La rédaction de La Règle du jeu m’apprend l’existence d’un certain Alexandre Douguine. Sorcier bolchévique néofasciste, tendance aryano-eurasienne, si j’en crois Wikipédia ; influencé par Heidegger, Hegel, Nietzsche, Staline, Lénine, Spengler, Carl Schmitt, René Guénon, Aleister Crowley, lit-on sur sa fiche. 

Le philosophe, propagandiste et théoricien politique d’extrême droite, traducteur de Julius Evola en ses jeunes années, grand amateur d’ésotérisme, pourfendeur d’un retour aux racines hyperboréennes et d’une « aryano-asianité » de la Russie, a, semble-t-il, répandu une méchante traînée de poudre sur X, au mois d’août dernier, à l’endroit de notre cher directeur. 

Un commentaire d’une hauteur et d’une envergure intellectuelle, disons, moyennes, où il accuse Bernard-Henri Lévy d’être l’auteur de « la liquidation de la France ». 

Et l’on est en droit de se demander ce que signifie « la » France, selon M. Douguine…

Dans les commentaires de ses nombreux (et inquiétants) sympathisants : accusations charmantes, toujours les mêmes clichés antisémites.

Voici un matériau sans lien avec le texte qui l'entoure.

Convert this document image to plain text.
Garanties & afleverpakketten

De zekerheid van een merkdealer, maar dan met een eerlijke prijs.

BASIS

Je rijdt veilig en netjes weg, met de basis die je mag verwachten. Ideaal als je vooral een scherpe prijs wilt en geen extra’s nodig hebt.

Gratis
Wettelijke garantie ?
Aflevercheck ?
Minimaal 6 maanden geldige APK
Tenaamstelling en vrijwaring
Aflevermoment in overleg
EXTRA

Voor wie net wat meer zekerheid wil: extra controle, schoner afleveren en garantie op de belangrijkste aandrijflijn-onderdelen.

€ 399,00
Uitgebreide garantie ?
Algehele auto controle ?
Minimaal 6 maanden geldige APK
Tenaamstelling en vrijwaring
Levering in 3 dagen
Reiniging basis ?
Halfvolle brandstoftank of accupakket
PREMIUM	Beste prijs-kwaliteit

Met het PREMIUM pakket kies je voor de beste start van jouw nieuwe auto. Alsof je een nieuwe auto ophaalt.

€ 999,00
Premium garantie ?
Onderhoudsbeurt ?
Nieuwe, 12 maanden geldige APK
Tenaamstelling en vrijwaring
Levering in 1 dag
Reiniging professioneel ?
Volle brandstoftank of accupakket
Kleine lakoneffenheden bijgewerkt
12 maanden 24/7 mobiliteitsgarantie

Minc, Attali, Lévy… Les trois juifs comploteurs responsables de la chute de la Nation France (et de tous les maux qui accablent ce monde, évidemment).

« BHL est l’un des cavaliers de l’Apocalypse », « la cause de nombreuses guerres et conflits ». Et « même la Suisse est gangrénée par cette mafia ».

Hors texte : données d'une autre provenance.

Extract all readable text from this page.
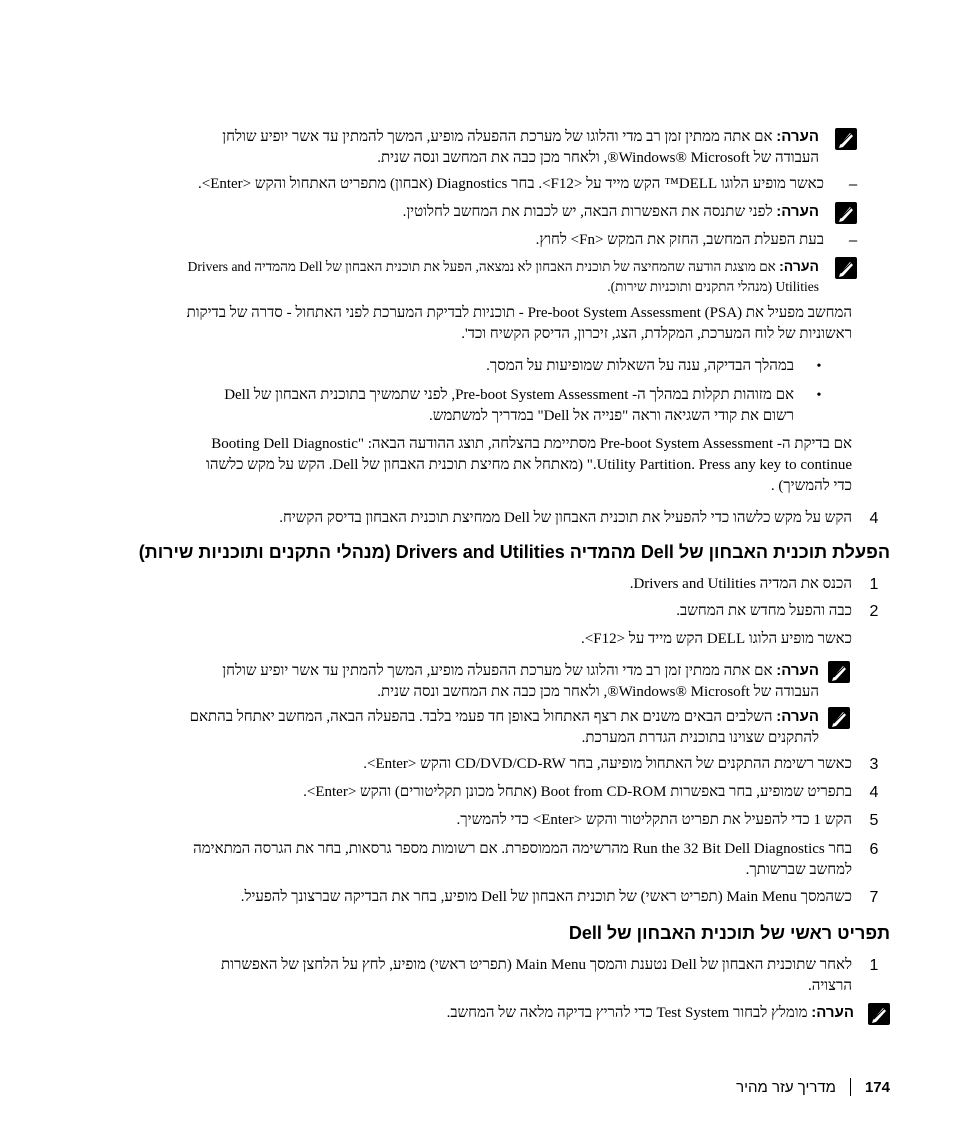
הערה: אם אתה ממתין זמן רב מדי והלוגו של מערכת ההפעלה מופיע, המשך להמתין עד אשר יופיע שולחן
העבודה של Windows® Microsoft®, ולאחר מכן כבה את המחשב ונסה שנית.
–
כאשר מופיע הלוגו DELL™ הקש מייד על <F12>. בחר Diagnostics (אבחון) מתפריט האתחול והקש <Enter>.
הערה: לפני שתנסה את האפשרות הבאה, יש לכבות את המחשב לחלוטין.
–
בעת הפעלת המחשב, החזק את המקש <Fn> לחוץ.
הערה: אם מוצגת הודעה שהמחיצה של תוכנית האבחון לא נמצאה, הפעל את תוכנית האבחון של Dell מהמדיה Drivers and
Utilities (מנהלי התקנים ותוכניות שירות).
המחשב מפעיל את Pre-boot System Assessment (PSA) - תוכניות לבדיקת המערכת לפני האתחול - סדרה של בדיקות
ראשוניות של לוח המערכת, המקלדת, הצג, זיכרון, הדיסק הקשיח וכד'.
•
במהלך הבדיקה, ענה על השאלות שמופיעות על המסך.
•
אם מזוהות תקלות במהלך ה- Pre-boot System Assessment, לפני שתמשיך בתוכנית האבחון של Dell
רשום את קודי השגיאה וראה "פנייה אל Dell" במדריך למשתמש.
אם בדיקת ה- Pre-boot System Assessment מסתיימת בהצלחה, תוצג ההודעה הבאה: "Booting Dell Diagnostic
Utility Partition. Press any key to continue." (מאתחל את מחיצת תוכנית האבחון של Dell. הקש על מקש כלשהו
כדי להמשיך) .
4
הקש על מקש כלשהו כדי להפעיל את תוכנית האבחון של Dell ממחיצת תוכנית האבחון בדיסק הקשיח.
הפעלת תוכנית האבחון של Dell מהמדיה Drivers and Utilities (מנהלי התקנים ותוכניות שירות)
1
הכנס את המדיה Drivers and Utilities.
2
כבה והפעל מחדש את המחשב.
כאשר מופיע הלוגו DELL הקש מייד על <F12>.
הערה: אם אתה ממתין זמן רב מדי והלוגו של מערכת ההפעלה מופיע, המשך להמתין עד אשר יופיע שולחן
העבודה של Windows® Microsoft®, ולאחר מכן כבה את המחשב ונסה שנית.
הערה: השלבים הבאים משנים את רצף האתחול באופן חד פעמי בלבד. בהפעלה הבאה, המחשב יאתחל בהתאם
להתקנים שצוינו בתוכנית הגדרת המערכת.
3
כאשר רשימת ההתקנים של האתחול מופיעה, בחר CD/DVD/CD-RW והקש <Enter>.
4
בתפריט שמופיע, בחר באפשרות Boot from CD-ROM (אתחל מכונן תקליטורים) והקש <Enter>.
5
הקש 1 כדי להפעיל את תפריט התקליטור והקש <Enter> כדי להמשיך.
6
בחר Run the 32 Bit Dell Diagnostics מהרשימה הממוספרת. אם רשומות מספר גרסאות, בחר את הגרסה המתאימה
למחשב שברשותך.
7
כשהמסך Main Menu (תפריט ראשי) של תוכנית האבחון של Dell מופיע, בחר את הבדיקה שברצונך להפעיל.
תפריט ראשי של תוכנית האבחון של Dell
1
לאחר שתוכנית האבחון של Dell נטענת והמסך Main Menu (תפריט ראשי) מופיע, לחץ על הלחצן של האפשרות
הרצויה.
הערה: מומלץ לבחור Test System כדי להריץ בדיקה מלאה של המחשב.
174מדריך עזר מהיר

Il est aussi, et toujours selon les sympathisants de M. Douguine sur X, « l’un des parrains les plus influents et visibles de la mafia sioniste satanique maçonnique nazie et pédophile qui n’ont pas fini de piller et de plier la France ».

Il aurait aussi, apparemment, été la cause de Mai-68 et, lors des manifestations des Gilets jaunes, aurait ordonné de « tirer pour tuer ». 

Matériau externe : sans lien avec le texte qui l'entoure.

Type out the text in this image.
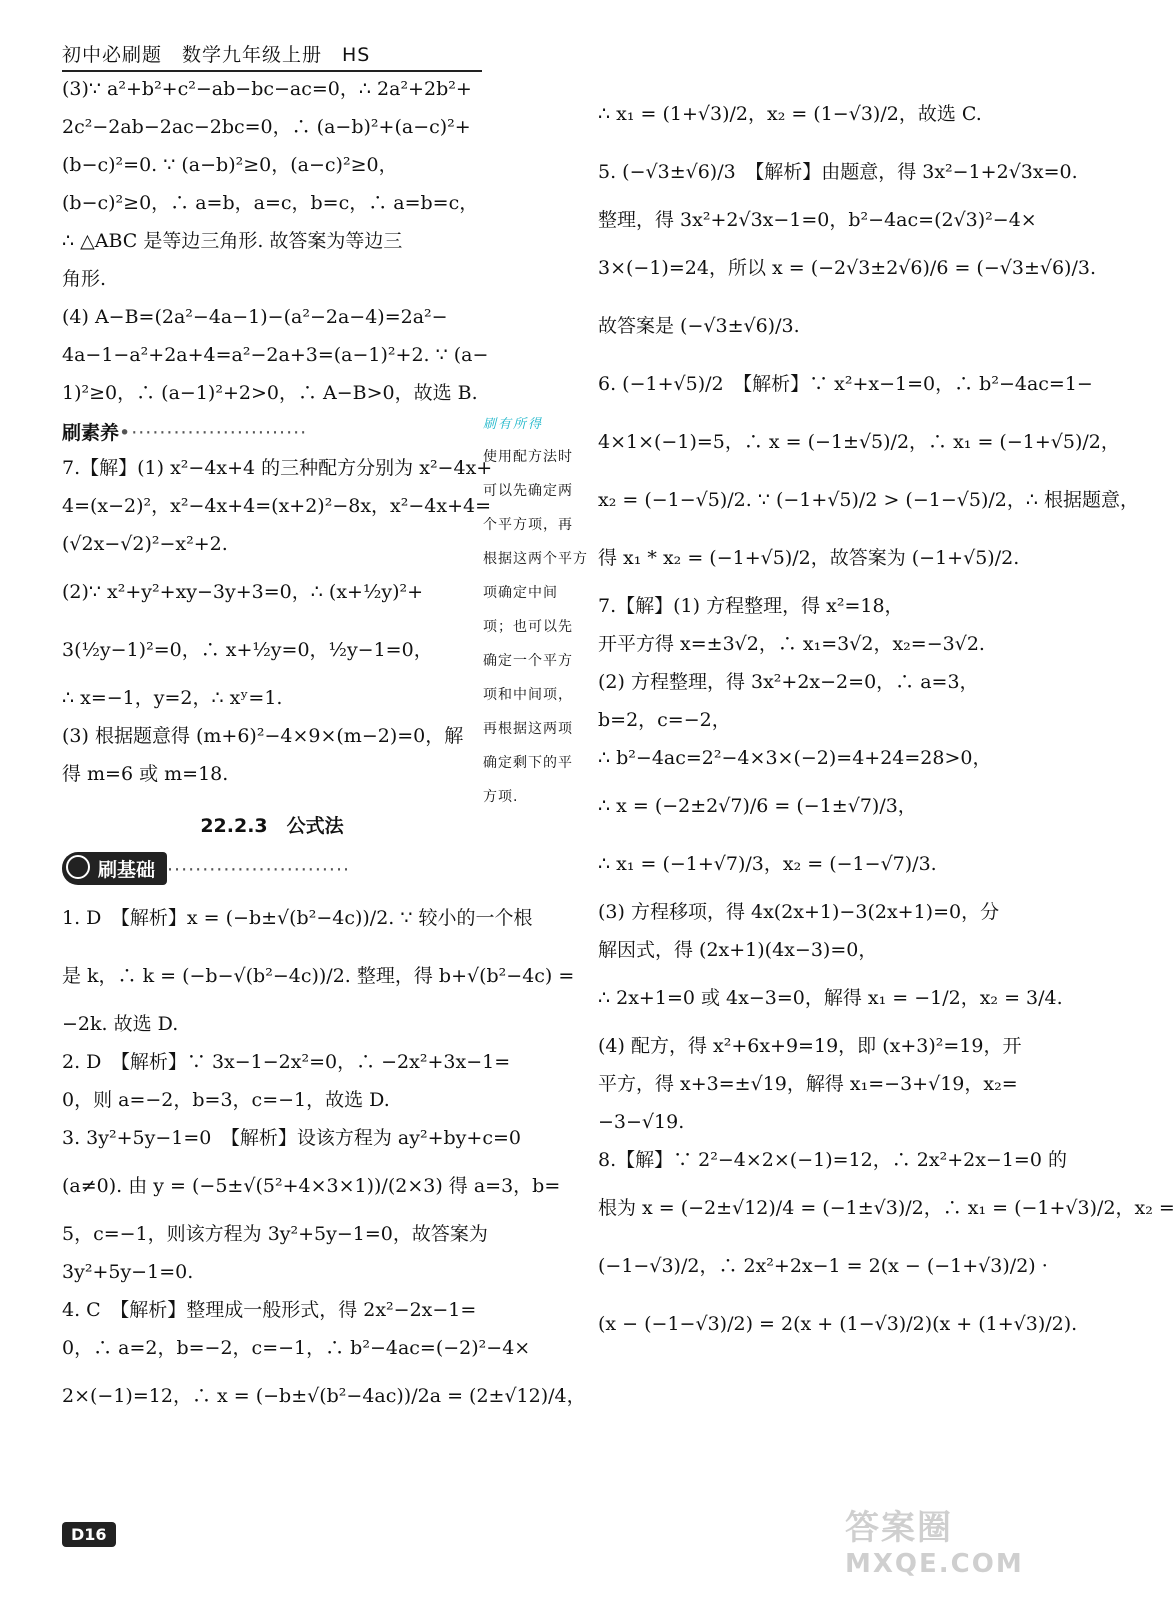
初中必刷题　数学九年级上册　HS
(3)∵ a²+b²+c²−ab−bc−ac=0，∴ 2a²+2b²+
2c²−2ab−2ac−2bc=0，∴ (a−b)²+(a−c)²+
(b−c)²=0. ∵ (a−b)²≥0，(a−c)²≥0，
(b−c)²≥0，∴ a=b，a=c，b=c，∴ a=b=c，
∴ △ABC 是等边三角形. 故答案为等边三
角形.
(4) A−B=(2a²−4a−1)−(a²−2a−4)=2a²−
4a−1−a²+2a+4=a²−2a+3=(a−1)²+2. ∵ (a−
1)²≥0，∴ (a−1)²+2>0，∴ A−B>0，故选 B.
刷素养•·························
7.【解】(1) x²−4x+4 的三种配方分别为 x²−4x+
4=(x−2)²，x²−4x+4=(x+2)²−8x，x²−4x+4=
(√2x−√2)²−x²+2.
(2)∵ x²+y²+xy−3y+3=0，∴ (x+½y)²+
3(½y−1)²=0，∴ x+½y=0，½y−1=0，
∴ x=−1，y=2，∴ xʸ=1.
(3) 根据题意得 (m+6)²−4×9×(m−2)=0，解
得 m=6 或 m=18.
22.2.3　公式法
刷基础 ··························
1. D　【解析】x = (−b±√(b²−4c))/2. ∵ 较小的一个根
是 k，∴ k = (−b−√(b²−4c))/2. 整理，得 b+√(b²−4c) =
−2k. 故选 D.
2. D　【解析】∵ 3x−1−2x²=0，∴ −2x²+3x−1=
0，则 a=−2，b=3，c=−1，故选 D.
3. 3y²+5y−1=0　【解析】设该方程为 ay²+by+c=0
(a≠0). 由 y = (−5±√(5²+4×3×1))/(2×3) 得 a=3，b=
5，c=−1，则该方程为 3y²+5y−1=0，故答案为
3y²+5y−1=0.
4. C　【解析】整理成一般形式，得 2x²−2x−1=
0，∴ a=2，b=−2，c=−1，∴ b²−4ac=(−2)²−4×
2×(−1)=12，∴ x = (−b±√(b²−4ac))/2a = (2±√12)/4，
刷有所得
使用配方法时
可以先确定两
个平方项，再
根据这两个平方
项确定中间
项；也可以先
确定一个平方
项和中间项，
再根据这两项
确定剩下的平
方项.
∴ x₁ = (1+√3)/2，x₂ = (1−√3)/2，故选 C.
5. (−√3±√6)/3　【解析】由题意，得 3x²−1+2√3x=0.
整理，得 3x²+2√3x−1=0，b²−4ac=(2√3)²−4×
3×(−1)=24，所以 x = (−2√3±2√6)/6 = (−√3±√6)/3.
故答案是 (−√3±√6)/3.
6. (−1+√5)/2　【解析】∵ x²+x−1=0，∴ b²−4ac=1−
4×1×(−1)=5，∴ x = (−1±√5)/2，∴ x₁ = (−1+√5)/2，
x₂ = (−1−√5)/2. ∵ (−1+√5)/2 > (−1−√5)/2，∴ 根据题意，
得 x₁ * x₂ = (−1+√5)/2，故答案为 (−1+√5)/2.
7.【解】(1) 方程整理，得 x²=18，
开平方得 x=±3√2，∴ x₁=3√2，x₂=−3√2.
(2) 方程整理，得 3x²+2x−2=0，∴ a=3，
b=2，c=−2，
∴ b²−4ac=2²−4×3×(−2)=4+24=28>0，
∴ x = (−2±2√7)/6 = (−1±√7)/3，
∴ x₁ = (−1+√7)/3，x₂ = (−1−√7)/3.
(3) 方程移项，得 4x(2x+1)−3(2x+1)=0，分
解因式，得 (2x+1)(4x−3)=0，
∴ 2x+1=0 或 4x−3=0，解得 x₁ = −1/2，x₂ = 3/4.
(4) 配方，得 x²+6x+9=19，即 (x+3)²=19，开
平方，得 x+3=±√19，解得 x₁=−3+√19，x₂=
−3−√19.
8.【解】∵ 2²−4×2×(−1)=12，∴ 2x²+2x−1=0 的
根为 x = (−2±√12)/4 = (−1±√3)/2，∴ x₁ = (−1+√3)/2，x₂ =
(−1−√3)/2，∴ 2x²+2x−1 = 2(x − (−1+√3)/2) ·
(x − (−1−√3)/2) = 2(x + (1−√3)/2)(x + (1+√3)/2).
D16	答案圈
MXQE.COM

Rendez-vous compte. Bernard-Henri Lévy est si influent, si puissant : même les CRS lui obéissent (parce qu’il est l’un des plus éminents parrains de la mafia juive, n’est-ce-pas ?).

*

Doit-on rappeler que le grand principe (dé)régulateur du Diable est celui de l’inversion de toutes les valeurs, et de toutes les vérités ? 
Il est savoureux de recevoir de la part d’un propagandiste russe des leçons de morale en matière de sabotage en règle des nations démocratiques. 
Quand on sait qu’il existe en Russie des villes entières abritant des « fermes de trolls », visant exclusivement à démoraliser et faire vaciller nos démocraties, France en tête, et à retourner, à grands renforts de cyber-propagande, deepfakes et autres fake news, sur TikTok, X, Instagram, leurs habitants contre leurs propres valeurs d’universalisme ; en faveur des principes autocratiques de pays comme la Russie, la Chine, ou la Corée du Nord. 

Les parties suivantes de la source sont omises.